Lundi 23 Octobre 2017

La performance moyenne des banques kényanes cotées s'est améliorée en 2016, affichant une progression de 4,4%, mais …..

La performance moyenne des banques kényanes cotées s'est améliorée en 2016, affichant une progression de 4,4%, mais …..
(Agence Ecofin 10/04/17)

Le revenu net par action des 11 banques cotées sur le Nairobi Securities Exchange (marché financier kényan) a connu une amélioration moyenne de 4,4% au terme de l'exercice 2016, a-t-on pu constater d'une analyse des différents résultats publiés par ces institutions au 31 décembre 2016. Cette progression s'affiche en amélioration, lorsqu'on la compare au 2,8% de l'exercice 2015 précédent.

Ce tableau général cache cependant de nombreuses disparités. La progression de l'exercice 2016 a été tirée par une amélioration de 43,9% du revenu net par action de la filiale locale de Standard Chartered Bank et 16,6% pour Diamond Trust Bank. En revanche, 6 des banques cotées dont les leaders Kenya Commercial Bank et Equity Group, ont affiché une progression négative de leurs bénéfices nets par action.

Lorsqu'on parcoure les différents rapports, on relève que l'entrée en vigueur de la loi introduisant le plafonnement des taux appliqués sur les crédits accordés aux clients des banques et un plancher minimum sur la rémunération des dépôts, n'est pas la seule en cause. Les banques ont dû faire face à un environnement en pleine mutation qui les contraint à investir davantage pour se positionner.

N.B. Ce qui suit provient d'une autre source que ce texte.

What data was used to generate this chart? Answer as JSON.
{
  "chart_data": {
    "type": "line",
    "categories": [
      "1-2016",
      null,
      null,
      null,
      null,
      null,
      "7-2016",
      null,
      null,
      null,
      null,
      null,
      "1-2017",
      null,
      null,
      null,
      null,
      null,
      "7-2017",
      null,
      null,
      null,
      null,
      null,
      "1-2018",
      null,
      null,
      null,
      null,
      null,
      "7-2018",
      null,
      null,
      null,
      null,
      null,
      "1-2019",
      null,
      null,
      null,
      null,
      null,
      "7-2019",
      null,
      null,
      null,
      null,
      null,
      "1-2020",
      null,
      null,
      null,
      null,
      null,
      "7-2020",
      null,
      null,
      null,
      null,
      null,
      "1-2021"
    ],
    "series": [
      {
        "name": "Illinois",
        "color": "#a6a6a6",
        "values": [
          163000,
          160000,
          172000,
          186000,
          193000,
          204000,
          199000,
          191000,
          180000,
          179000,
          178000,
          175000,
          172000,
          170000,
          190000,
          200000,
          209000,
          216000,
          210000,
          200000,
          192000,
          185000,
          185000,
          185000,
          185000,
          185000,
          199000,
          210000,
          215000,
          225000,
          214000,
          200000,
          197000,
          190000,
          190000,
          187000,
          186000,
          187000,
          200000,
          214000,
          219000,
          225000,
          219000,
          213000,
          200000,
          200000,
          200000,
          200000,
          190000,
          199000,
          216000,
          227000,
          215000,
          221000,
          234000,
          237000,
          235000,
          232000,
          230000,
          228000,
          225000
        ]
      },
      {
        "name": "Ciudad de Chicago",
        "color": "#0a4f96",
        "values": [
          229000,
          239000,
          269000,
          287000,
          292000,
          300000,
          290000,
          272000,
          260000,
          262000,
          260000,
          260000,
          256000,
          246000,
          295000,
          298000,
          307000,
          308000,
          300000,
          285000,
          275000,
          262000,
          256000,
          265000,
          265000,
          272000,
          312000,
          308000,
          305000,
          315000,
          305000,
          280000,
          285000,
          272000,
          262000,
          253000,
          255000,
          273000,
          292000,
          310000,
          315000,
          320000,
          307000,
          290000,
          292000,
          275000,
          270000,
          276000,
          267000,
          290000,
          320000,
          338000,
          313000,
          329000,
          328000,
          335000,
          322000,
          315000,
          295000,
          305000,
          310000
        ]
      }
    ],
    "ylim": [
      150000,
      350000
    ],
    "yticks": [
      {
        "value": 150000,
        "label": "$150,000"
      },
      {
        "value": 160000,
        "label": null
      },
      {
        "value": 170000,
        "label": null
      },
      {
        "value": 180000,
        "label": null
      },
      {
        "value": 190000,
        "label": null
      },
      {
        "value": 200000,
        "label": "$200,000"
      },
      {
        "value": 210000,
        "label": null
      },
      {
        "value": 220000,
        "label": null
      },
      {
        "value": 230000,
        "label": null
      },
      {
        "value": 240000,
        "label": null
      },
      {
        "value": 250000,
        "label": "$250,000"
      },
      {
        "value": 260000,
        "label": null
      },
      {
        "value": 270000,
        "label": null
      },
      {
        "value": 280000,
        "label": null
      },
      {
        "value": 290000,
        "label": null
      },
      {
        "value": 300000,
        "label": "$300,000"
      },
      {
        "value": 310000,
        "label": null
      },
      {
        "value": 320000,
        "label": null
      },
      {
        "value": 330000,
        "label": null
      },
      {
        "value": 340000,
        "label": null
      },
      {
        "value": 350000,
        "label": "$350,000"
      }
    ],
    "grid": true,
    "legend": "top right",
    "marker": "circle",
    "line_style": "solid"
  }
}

Certaines banques, notamment celles qui évoluent à l'échelle de la région de l'Afrique de l'est, ont subi les revers de ces environnements, qui se sont matérialisés par une hausse des provisions pour risque. C'est le cas pour la Kenya Commercial Bank qui se retrouve exposée aux défis socio-politiques du Soudan du Sud.

Dans ce contexte difficile qui persiste, des observateurs de l'économie kényane estiment, que les banques se montreront toujours conservatrices avec l'octroi des crédits.

Ce qui risque d’accentuer la pression sur leurs produits d'exploitation. Celles qui ont le plus de possibilités envisagent d'investir dans des services innovants, qui leur permettent de réduire leurs coûts d'exploitation. On assiste aussi à des opérations de fusions et d’acquisitions, en vue de consolidations.